Getting published has always been the dream of 80% of humanity, and has just as always been a less than 1% chance for most of them.  This is a good thing.

As I read the truly great novelists, look at the bookshelves where hundreds of books await me, and know that these are just a small percentage of what I’d really do well to read, it occurs to me that maybe publishers should be publishing less stuff.  After all, as the years pile up so do the books–good and bad–to read.  Will we ever give up Faulkner? No reason to.  So as we add to the great books that become classics, and try to keep up with the few truly great new ones so that we can discuss them at cocktail parties and sound quite literary and know-it-all, why bother publishing the crap?

I understand that publishers want to make money and I’m all for that for them, though they’ve made millionaires out of some pretty lousy writers and this doesn’t exactly raise the standards for the average reader. But I wish they’d really take a chance sometime to find someone who can beat out Danielle Steel ’cause that shouldn’t be all that hard to do if we’re talking literary value.  Then again, I suppose the truth is that they are indeed looking for the next Danielle Steel.

Let’s say for simplicity’s sake the well-read consumer reads a book a week for fifty years.  That’s  2500  books in his lifetime.  I’m sure that there are well over 2500 excellent novels that have been written up to this point.  I’m suggesting that publishers be in fact even more picky than they are being about what they select to publish.  If they need to cut costs, this is surely one way of doing it. 

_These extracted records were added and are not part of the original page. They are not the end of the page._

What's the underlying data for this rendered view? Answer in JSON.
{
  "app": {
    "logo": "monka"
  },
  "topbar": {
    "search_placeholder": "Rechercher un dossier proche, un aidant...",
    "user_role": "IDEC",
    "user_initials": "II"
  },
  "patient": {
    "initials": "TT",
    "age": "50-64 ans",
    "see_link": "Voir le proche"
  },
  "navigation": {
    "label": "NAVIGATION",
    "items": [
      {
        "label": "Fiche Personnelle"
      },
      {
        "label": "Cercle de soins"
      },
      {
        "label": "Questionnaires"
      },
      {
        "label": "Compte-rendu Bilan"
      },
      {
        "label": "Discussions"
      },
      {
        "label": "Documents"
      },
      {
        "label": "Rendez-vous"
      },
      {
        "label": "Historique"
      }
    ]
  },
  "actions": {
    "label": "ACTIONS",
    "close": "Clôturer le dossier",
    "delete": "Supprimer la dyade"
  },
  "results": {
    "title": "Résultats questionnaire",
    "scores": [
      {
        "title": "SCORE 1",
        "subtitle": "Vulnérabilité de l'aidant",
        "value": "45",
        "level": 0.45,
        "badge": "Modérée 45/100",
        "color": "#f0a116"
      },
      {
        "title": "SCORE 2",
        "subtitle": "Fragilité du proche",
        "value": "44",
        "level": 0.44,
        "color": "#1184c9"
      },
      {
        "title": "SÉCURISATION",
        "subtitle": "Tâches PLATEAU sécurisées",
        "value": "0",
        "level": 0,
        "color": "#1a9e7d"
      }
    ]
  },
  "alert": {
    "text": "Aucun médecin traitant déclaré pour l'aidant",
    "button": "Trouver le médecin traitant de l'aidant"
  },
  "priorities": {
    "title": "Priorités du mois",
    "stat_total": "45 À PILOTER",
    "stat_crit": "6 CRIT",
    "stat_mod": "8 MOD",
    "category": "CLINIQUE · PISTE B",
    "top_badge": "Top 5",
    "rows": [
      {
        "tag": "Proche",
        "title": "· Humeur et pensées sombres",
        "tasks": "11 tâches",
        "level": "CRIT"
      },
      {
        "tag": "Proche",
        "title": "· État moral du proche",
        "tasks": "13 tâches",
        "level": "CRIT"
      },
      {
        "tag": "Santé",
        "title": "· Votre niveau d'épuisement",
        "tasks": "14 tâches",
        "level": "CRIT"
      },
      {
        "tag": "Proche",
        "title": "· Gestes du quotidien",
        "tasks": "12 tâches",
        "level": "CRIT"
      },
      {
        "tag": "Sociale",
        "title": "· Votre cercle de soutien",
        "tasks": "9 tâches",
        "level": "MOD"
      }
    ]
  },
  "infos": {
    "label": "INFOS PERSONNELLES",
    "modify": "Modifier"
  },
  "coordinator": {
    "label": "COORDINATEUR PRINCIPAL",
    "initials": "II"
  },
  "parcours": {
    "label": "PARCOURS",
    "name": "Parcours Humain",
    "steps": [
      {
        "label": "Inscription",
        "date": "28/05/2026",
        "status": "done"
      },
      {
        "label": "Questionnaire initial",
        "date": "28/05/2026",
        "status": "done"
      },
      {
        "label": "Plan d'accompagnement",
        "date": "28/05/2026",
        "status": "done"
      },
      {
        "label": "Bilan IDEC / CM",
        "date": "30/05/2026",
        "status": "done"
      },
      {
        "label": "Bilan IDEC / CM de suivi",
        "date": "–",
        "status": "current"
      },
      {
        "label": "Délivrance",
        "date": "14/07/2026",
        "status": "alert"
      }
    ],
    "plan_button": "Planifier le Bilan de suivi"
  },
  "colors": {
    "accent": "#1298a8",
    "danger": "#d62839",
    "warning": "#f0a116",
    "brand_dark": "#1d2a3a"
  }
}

Me, I’m doing my part.  As reader, I’m reading only what promises to be the best (for whatever reason, and not tied to any bestsellers list because we all know what that could mean) in old and new. I’ve been approached this past week by a major publishing house to be a reviewer, and by a publisher of a novel written by an author whose previous work I’ve previously reviewed here.  The novel I read was mediocre at best.  Don’t know why everyone is willing to pour more money into her work, but okay, what do I know?  But no, I’m not going to bother reading it and so I politely declined on both offers. 

As a writer, I’ll also do my part to stand by my conviction.  I’ll not send in any more submissions until I honestly in my heart of hearts and not my writer’s ego believe that what I’ve written needs to be read. Otherwise, I’ll not take up anybody’s time so that the really good stuff does get read and published and out there to be seen.